Young businessman and businesswoman having a meeting in cafe, exchanging business cards.

Managing a small business is an incredibly challenging exercise at the best of times, which at least partially explains why the failure rate for startups is as high as 90% during the first year of trading.

To minimise this risk, entrepreneurs must try to make a series of informed decisions across a wide range of business disciplines, with the selection of an online printing partner offering a relevant case in point.

After all, there are a number of print marketing materials that are essential to your business, so you must be able to access a high-quality service at a competitive rate. But what exactly are essential print marketing materials, and which ones are central to the success of your firm?

What are Print Marketing Materials?

Before we look at the marketing materials that may be central to your business, it’s important to develop a broader understanding of the most common print materials in use.

In simple terms, they include any items that are designed to communicate your core marketing message to customers, from business cards and personalised stationery to glossy product brochures and even traditional billboards.

These materials are crucial to any integrated marketing campaign in the digital age, as they enable you to leverage offline advertising channels and optimise assisted conversions throughout the typical consumer journey.

The Top 5 Print Marketing Materials

 OK, we hear you ask, but what are the top five print marketing materials in the commercial realm? Here’s our selection.

1.  Business Cards

It’s all too easy to overlook the importance of business cards in the digital age, especially when we consider the prevalence of online networking and sites such as LinkedIn.

However, business cards remain extremely powerful and affordable networking tools, especially when they’re utilised correctly and as part of a wider business strategy.

The key is to create high-quality cards that benefit from a relatively simplistic design, and one that emphasises your business logo and contact details. It’s also worth ensuring that a small section of your card is left blank, as this can help to highlight key snippets of information and create the ideal medium for writing concise and relevant notes to individual prospects.

Similarly, it’s important that you invest in enough business cards to distribute throughout the company, so that employees are able to easily engage prospects at any time, regardless of their job role.

2.  Company Brochures

If you own a sales-oriented business, you can also benefit from the creation of glossy brochures to help showcase your ranges.

These documents should be both well-designed and informative, as you’ll need to present your products in the best possible visual light while providing a detailed insight into individual products and your brand as a whole.

Brochures are also particularly effective when used as location-specific printed collateral, whether you leverage them as park maps, guides to upcoming events or information pamphlets in corporate stores.

What’s more, your print partner will have access to some highly engaging PDF and InDesign templates of various brochure layouts, allowing you to create documents that allow you to achieve specific commercial objectives.

3.  Catalogues

While catalogues provide a similar function to brochures in some instances, they’re also considerably more focused and most likely to provide an offline showcase for your products and ranges.

In simple terms, a catalogue can be printed to highlight and promote your most profitable items, while organising these into specific categories and bringing attention to exclusive or limited-time promotions.

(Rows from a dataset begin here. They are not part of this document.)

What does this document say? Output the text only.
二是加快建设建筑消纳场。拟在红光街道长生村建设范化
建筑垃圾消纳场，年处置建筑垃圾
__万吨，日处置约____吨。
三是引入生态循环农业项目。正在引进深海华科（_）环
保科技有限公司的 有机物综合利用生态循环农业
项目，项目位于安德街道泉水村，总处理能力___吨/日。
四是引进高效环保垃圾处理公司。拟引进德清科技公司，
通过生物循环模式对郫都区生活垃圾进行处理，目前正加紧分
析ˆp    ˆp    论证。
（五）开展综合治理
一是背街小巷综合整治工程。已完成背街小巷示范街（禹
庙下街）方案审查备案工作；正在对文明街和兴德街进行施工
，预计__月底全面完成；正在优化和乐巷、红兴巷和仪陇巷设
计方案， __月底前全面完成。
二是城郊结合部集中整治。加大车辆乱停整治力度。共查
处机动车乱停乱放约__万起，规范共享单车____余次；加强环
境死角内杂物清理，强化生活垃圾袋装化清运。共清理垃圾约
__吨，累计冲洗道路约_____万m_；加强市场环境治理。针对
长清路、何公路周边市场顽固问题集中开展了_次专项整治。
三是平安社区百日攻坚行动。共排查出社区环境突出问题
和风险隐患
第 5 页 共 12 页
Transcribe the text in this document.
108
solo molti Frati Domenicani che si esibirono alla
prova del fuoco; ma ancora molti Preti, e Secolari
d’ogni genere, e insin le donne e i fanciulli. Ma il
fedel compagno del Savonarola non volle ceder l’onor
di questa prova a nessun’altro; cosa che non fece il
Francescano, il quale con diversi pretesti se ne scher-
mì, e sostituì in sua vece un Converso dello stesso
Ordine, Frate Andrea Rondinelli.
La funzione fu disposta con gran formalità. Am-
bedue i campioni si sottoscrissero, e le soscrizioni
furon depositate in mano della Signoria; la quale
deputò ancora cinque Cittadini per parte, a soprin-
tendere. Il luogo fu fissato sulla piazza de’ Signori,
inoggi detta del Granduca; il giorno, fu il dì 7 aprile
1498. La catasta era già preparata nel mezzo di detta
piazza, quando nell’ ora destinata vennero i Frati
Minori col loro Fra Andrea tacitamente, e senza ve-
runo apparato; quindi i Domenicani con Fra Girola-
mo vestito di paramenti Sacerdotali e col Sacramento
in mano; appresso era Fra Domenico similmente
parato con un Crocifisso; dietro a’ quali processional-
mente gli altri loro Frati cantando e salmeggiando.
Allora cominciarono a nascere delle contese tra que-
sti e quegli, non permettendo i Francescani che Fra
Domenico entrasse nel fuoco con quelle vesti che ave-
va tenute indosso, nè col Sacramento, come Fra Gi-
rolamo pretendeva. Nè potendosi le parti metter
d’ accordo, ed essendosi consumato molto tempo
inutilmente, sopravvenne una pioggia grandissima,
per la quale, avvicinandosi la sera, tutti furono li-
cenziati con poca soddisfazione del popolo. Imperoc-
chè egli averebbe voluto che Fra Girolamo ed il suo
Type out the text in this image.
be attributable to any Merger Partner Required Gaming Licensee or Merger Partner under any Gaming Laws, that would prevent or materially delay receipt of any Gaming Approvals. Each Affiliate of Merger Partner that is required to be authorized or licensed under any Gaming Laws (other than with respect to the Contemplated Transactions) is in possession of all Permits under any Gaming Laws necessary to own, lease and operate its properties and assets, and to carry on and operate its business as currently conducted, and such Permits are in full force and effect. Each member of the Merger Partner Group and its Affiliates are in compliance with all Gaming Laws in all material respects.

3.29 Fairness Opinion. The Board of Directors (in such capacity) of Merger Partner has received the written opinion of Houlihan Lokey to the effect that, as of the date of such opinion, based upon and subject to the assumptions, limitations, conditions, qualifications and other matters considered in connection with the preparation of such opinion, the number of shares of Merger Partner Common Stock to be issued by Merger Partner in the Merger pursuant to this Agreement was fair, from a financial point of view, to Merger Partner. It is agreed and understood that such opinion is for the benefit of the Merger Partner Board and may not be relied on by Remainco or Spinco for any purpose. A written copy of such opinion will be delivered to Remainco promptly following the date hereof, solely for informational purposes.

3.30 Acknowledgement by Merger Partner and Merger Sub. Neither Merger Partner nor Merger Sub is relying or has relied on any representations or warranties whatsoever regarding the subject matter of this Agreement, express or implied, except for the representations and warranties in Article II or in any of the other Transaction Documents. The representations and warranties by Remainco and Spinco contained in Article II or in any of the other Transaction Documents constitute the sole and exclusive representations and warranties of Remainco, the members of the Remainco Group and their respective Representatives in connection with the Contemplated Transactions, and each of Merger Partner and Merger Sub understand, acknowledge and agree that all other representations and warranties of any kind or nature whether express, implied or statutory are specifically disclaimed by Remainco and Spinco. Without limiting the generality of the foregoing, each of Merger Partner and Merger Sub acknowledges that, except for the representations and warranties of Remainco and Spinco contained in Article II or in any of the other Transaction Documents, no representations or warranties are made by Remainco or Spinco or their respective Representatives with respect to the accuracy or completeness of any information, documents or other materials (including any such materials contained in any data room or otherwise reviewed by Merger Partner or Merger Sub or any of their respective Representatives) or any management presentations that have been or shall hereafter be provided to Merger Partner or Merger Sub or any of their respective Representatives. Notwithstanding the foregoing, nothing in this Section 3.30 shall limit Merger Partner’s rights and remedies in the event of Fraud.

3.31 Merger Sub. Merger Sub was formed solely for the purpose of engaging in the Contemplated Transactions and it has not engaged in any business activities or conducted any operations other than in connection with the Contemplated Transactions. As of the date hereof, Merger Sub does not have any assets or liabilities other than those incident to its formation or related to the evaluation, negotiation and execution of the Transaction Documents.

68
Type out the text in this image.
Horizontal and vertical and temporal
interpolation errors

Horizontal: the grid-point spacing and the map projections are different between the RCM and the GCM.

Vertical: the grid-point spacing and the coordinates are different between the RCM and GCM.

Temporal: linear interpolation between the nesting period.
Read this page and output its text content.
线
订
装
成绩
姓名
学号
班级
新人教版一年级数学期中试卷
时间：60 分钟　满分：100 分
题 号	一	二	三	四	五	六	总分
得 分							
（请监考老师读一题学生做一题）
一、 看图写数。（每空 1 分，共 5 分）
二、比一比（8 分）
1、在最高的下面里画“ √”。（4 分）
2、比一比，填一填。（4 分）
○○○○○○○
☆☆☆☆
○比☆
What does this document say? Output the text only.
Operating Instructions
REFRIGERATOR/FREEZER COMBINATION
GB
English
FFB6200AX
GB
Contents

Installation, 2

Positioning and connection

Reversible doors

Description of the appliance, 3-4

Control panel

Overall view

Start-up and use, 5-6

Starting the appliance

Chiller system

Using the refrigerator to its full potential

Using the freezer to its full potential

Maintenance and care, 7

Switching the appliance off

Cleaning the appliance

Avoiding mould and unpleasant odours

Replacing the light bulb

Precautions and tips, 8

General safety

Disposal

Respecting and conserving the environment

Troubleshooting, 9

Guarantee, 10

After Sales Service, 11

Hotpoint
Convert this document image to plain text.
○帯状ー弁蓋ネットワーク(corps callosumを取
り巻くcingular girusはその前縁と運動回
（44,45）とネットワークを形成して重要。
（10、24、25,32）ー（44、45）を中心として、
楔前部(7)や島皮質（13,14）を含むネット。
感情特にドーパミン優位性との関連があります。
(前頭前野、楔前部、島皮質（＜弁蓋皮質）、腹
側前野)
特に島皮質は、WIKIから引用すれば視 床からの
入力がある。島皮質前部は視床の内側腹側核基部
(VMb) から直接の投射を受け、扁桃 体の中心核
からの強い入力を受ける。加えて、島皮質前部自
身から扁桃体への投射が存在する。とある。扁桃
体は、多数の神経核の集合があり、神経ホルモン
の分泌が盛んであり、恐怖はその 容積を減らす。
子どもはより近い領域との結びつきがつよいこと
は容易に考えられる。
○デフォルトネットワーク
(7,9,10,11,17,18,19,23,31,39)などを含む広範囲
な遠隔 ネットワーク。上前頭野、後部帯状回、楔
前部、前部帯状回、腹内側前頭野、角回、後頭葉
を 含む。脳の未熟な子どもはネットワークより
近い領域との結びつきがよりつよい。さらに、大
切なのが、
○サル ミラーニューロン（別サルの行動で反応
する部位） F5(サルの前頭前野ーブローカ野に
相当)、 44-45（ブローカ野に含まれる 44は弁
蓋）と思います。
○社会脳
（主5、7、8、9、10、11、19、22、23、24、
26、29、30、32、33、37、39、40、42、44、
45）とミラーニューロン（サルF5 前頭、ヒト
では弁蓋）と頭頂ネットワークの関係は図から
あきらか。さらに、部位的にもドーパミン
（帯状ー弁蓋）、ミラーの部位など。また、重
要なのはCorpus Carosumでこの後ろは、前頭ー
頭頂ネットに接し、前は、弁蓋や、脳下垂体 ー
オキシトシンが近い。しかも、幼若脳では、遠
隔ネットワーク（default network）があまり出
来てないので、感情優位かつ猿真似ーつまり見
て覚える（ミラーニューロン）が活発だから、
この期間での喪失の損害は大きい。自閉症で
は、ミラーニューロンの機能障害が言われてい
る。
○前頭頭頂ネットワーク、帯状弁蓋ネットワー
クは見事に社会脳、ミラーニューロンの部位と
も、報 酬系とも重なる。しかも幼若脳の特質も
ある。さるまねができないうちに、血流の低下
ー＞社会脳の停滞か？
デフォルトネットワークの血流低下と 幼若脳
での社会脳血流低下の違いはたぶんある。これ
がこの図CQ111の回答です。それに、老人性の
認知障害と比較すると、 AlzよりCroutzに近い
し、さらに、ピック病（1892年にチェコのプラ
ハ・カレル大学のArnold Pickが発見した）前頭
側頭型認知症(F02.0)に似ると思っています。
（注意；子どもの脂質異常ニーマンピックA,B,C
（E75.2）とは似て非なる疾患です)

In this respect, catalogues provide an offline alternative to your website, potentially expanding your reach to the surprising majority of customers who don’t shop online.

Not only this, but catalogues are thought to produce higher retention rates than websites, making them potentially key elements of integrated marketing campaigns.

4.  Case Studies and Testimonials

While case studies and testimonials are most commonly published online, you can create printed alternatives that provide greater space and the potential to include considerably more detail.

What’s more, the widespread production of corporate case studies and testimonials produces documents that can be included as part of comprehensive sales folders and presentation packs.

These can be distributed to leads and potential clients as a way of effectively promoting your brand, utilising actual data and the first-hand experiences of previous customers.

This type of content can really hit home, especially in a competitive market where customers are searching for brands that they can really trust.

5.  Product Data Sheets

Last, but not least, we come to product data sheets, which are technical documents that clearly highlight detailed information about the specifications of selected items (or services in some instances).

Perhaps more importantly, these full-colour sheets and flyers can explain a product’s key features and translate these into consumer-centric benefits, which can be particularly helpful when trying to sell technical or niche items.

This type of data-led material may lack the glitz and sparkle of some marketing channels, but it’s highly effective and helps customers to feel more secure in the purchasing decisions that they make.

Product data sheets are also naturally concise and easy-to-read documents, while they can be left for individual customers to refer to at their leisure in the future.